Pour autant, Stéphane Forget, président de la Fédération des chambres de commerce du Québec et Éric Tétrault, président de Manufacturiers et Exportateurs du Québec ont insisté sur la nécessité de bien se préparer pour approcher les marchés européens et de demeurer compétitifs. Le Québec, qui a un retard industriel, doit développer ses activités d’exportation pour arriver à la croissance économique.
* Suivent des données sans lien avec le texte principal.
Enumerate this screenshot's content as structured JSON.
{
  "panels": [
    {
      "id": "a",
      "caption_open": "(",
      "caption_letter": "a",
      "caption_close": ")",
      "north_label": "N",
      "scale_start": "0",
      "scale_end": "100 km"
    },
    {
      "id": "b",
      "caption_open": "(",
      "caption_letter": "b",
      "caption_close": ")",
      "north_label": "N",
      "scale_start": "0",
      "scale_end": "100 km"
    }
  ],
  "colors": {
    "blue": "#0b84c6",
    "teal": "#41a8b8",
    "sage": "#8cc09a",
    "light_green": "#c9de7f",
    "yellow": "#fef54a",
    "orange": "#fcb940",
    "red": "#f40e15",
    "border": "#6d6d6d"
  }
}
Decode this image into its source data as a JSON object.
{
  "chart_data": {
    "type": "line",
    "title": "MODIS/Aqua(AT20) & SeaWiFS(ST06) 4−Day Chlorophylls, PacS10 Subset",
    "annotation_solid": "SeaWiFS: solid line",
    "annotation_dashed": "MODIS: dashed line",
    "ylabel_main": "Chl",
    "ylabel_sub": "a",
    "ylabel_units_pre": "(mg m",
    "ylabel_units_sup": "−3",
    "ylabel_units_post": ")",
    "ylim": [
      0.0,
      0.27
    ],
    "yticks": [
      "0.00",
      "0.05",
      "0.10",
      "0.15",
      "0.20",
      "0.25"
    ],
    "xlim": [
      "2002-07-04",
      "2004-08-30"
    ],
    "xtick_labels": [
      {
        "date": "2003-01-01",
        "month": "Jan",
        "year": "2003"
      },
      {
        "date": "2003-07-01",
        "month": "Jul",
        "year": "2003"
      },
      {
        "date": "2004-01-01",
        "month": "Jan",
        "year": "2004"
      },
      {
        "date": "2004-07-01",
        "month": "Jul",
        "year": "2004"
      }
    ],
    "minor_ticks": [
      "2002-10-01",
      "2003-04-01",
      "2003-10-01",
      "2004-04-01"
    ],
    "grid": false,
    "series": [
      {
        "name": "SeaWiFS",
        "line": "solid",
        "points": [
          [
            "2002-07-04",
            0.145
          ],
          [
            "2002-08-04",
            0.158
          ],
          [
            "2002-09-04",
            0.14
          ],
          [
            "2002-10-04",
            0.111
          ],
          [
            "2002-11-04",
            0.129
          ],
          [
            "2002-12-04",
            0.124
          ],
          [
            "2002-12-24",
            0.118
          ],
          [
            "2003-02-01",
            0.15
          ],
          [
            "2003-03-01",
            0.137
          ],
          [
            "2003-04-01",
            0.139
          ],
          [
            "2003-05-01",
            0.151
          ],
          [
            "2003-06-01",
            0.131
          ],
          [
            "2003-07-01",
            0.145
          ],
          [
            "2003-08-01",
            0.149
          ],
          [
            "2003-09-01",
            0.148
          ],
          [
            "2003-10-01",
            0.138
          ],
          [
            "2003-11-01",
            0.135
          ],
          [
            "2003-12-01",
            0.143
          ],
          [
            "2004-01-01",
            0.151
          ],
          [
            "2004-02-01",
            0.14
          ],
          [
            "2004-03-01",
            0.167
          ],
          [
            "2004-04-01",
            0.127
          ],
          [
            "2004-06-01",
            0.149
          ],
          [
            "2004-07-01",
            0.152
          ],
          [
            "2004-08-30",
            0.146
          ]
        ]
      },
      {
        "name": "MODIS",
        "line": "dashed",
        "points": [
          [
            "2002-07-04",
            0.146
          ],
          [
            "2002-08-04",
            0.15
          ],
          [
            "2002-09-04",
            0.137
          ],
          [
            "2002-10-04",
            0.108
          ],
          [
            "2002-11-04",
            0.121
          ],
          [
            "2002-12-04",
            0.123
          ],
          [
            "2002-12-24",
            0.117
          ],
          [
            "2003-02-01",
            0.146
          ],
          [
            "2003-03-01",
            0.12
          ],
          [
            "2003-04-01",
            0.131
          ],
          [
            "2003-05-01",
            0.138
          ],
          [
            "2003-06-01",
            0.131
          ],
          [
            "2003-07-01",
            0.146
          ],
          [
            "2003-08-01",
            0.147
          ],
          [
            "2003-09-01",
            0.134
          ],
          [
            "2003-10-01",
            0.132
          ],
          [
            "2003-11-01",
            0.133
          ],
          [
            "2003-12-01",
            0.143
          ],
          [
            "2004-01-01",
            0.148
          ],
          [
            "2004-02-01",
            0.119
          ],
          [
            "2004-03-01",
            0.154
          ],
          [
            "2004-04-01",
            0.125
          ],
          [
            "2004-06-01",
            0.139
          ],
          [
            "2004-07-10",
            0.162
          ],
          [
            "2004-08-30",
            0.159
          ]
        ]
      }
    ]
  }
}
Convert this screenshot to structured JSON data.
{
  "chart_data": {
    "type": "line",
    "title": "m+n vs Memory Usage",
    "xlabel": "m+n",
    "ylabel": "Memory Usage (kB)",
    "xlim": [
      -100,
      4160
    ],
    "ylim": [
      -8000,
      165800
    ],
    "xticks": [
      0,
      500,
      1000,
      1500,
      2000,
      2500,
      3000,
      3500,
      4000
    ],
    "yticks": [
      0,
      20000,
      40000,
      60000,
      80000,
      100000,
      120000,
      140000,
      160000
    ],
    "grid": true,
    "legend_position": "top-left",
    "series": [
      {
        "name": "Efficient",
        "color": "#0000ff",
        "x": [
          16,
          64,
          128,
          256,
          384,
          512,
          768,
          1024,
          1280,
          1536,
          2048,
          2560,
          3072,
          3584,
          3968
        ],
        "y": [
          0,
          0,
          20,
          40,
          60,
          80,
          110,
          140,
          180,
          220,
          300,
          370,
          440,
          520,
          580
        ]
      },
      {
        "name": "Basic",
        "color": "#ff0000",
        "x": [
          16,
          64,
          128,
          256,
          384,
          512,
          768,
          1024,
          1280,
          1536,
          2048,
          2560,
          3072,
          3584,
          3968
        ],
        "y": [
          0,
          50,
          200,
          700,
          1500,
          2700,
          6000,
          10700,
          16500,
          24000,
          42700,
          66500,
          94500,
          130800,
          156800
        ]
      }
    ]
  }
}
Le gouvernement du Québec s’est à cet effet engagé à soutenir les efforts d’exportation de nos PME. Christine St-Pierre a souligné que la nouvelle stratégie québécoise de l’exportation comprend un investissement de 125,6 millions supplémentaires. Il a été aussi mentionné qu’une des clés du succès de la croissance économique consiste à soutenir les efforts en innovation.

Jean Charest a finalement donné le mot de la fin, dans un discours laissant entrevoir une grande passion pour la politique, en rappelant que plus d’une centaine de millions de personnes ont amélioré leur qualité de vie grâce aux accords commerciaux. La montée du protectionnisme américain change l’articulation des rapports commerciaux à l’échelle internationale. L’intérêt grandissant de la Chine pour le Canada serait une illustration de ce changement, et le Québec doit se positionner comme leader en étant aux tables de négociations.

Ce déjeuner-causerie avait lieu alors que le CETA était en péril suite à un blocage wallon. Après une semaine de négociation depuis la conférence, un accord a finalement été trouvé et la signature de l’accord prévue pour le 30 octobre 2016.